The appearance of IgG near the third stage of the disease may be related to the clinical evolution of patients and those who fail to establish an efficient immune response might be at risk of death. Interestingly, Guo et al. (197) found that approximately 22% of COVID-19 patients confirmed by RTq-PCR did not present detectable levels of IgM. Most of these individuals were tested in the first seven days after the onset of symptoms, therefore the lack of IgM can be justified by the delay in generating a humoral response against SARS-CoV-2. However, some critically ill patients followed for a longer period remained negative for IgM even 22 days after the onset of symptoms. As for IgG levels, some patients took 30 to 40 days after the appearance of symptoms to show some detectable level of IgG, suggesting a possible failure in the production of antibodies that may have contributed to the severity of the disease. It is possible that the generation of antibodies in more advanced stages of COVID-19 does not benefit the recovery process since most pathological mechanisms at this stage might be more related to the excess of inflammatory mediators than the presence of the virus itself.
In recovered patients, the magnitude of the production of neutralizing antibodies (nAb) against SARS-CoV-2 is positively correlated with the severity of the disease; while asymptomatic individuals have little or no capacity to produce nAb, individuals who recovered from severe cases of COVID-19 had robust nAb production. Also, these severe recovered patients showed an increase in B cell receptor (BCR) rearrangement, which may demonstrate that the effective production of nAb requires enhanced and prolonged BCR stimulation. Asymptomatic or mild symptomatic patients may possibly mount robust SARS-CoV-2 specific CD8 + T cell responses, which can provide protection by directly eliminating the target cells infected by the virus. However, due to the lack of immunity provided by nAb, these individuals might suffer from SARS-CoV-2 reinfection (200, 201).
In the same way, Zhang et al. (202) also demonstrated that patients who recovered from severe COVID-19 have high levels of BCR clonal expansion and B cell activation, indicating a more robust humoral response than patients with mild disease, thus asymptomatic individuals or those with mild COVID-19 probably have different cell and humoral responses than individuals who developed the severe form of the disease.

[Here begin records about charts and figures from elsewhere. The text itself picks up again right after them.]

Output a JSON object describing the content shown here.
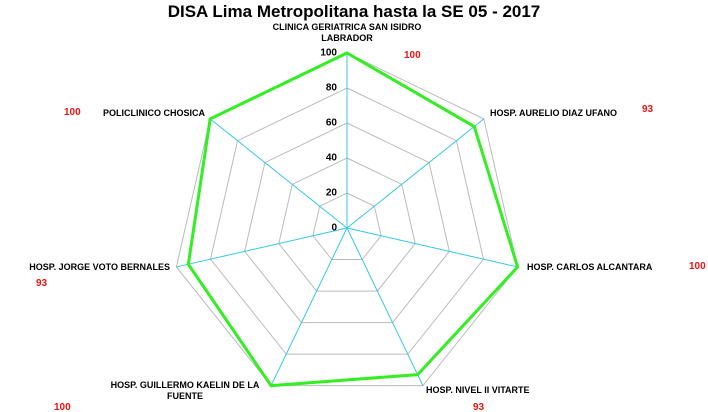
{
  "chart_data": {
    "type": "radar",
    "title": "DISA Lima Metropolitana hasta la SE 05 - 2017",
    "categories": [
      "CLINICA GERIATRICA SAN ISIDRO LABRADOR",
      "HOSP. AURELIO DIAZ UFANO",
      "HOSP. CARLOS ALCANTARA",
      "HOSP. NIVEL II VITARTE",
      "HOSP. GUILLERMO KAELIN DE LA FUENTE",
      "HOSP. JORGE VOTO BERNALES",
      "POLICLINICO CHOSICA"
    ],
    "values": [
      100,
      93,
      100,
      93,
      100,
      93,
      100
    ],
    "color": "#33ee22",
    "spoke_color": "#33c8e8",
    "value_label_color": "#ee1111",
    "ylim": [
      0,
      100
    ],
    "yticks": [
      0,
      20,
      40,
      60,
      80,
      100
    ],
    "grid": true
  }
}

In an article published by Chen et al, the serum of 26 patients who recovered from COVID-19 were analyzed for the production of IgG anti-SARS-CoV-2 S1 protein antibodies. It was found that, despite the majority of patients presenting high IgG titers, only three individuals had antibodies that effectively neutralized the binding of the viral glycoprotein to the human ACE2 receptor. In addition, the authors successfully managed to clone two different neutralizing antibodies from these patients with the ability to inhibit virus-cell binding, opening up the potential for using them as a possible source of treatment for COVID-19 (203).
In theory, the production of specific neutralizing antibodies against SARS-CoV-2 should be able to combat the virus and reduce viral load. The production of immune memory verified in the blood of recovered patients has also been used to treat COVID-19 patients, as we will discuss further (204).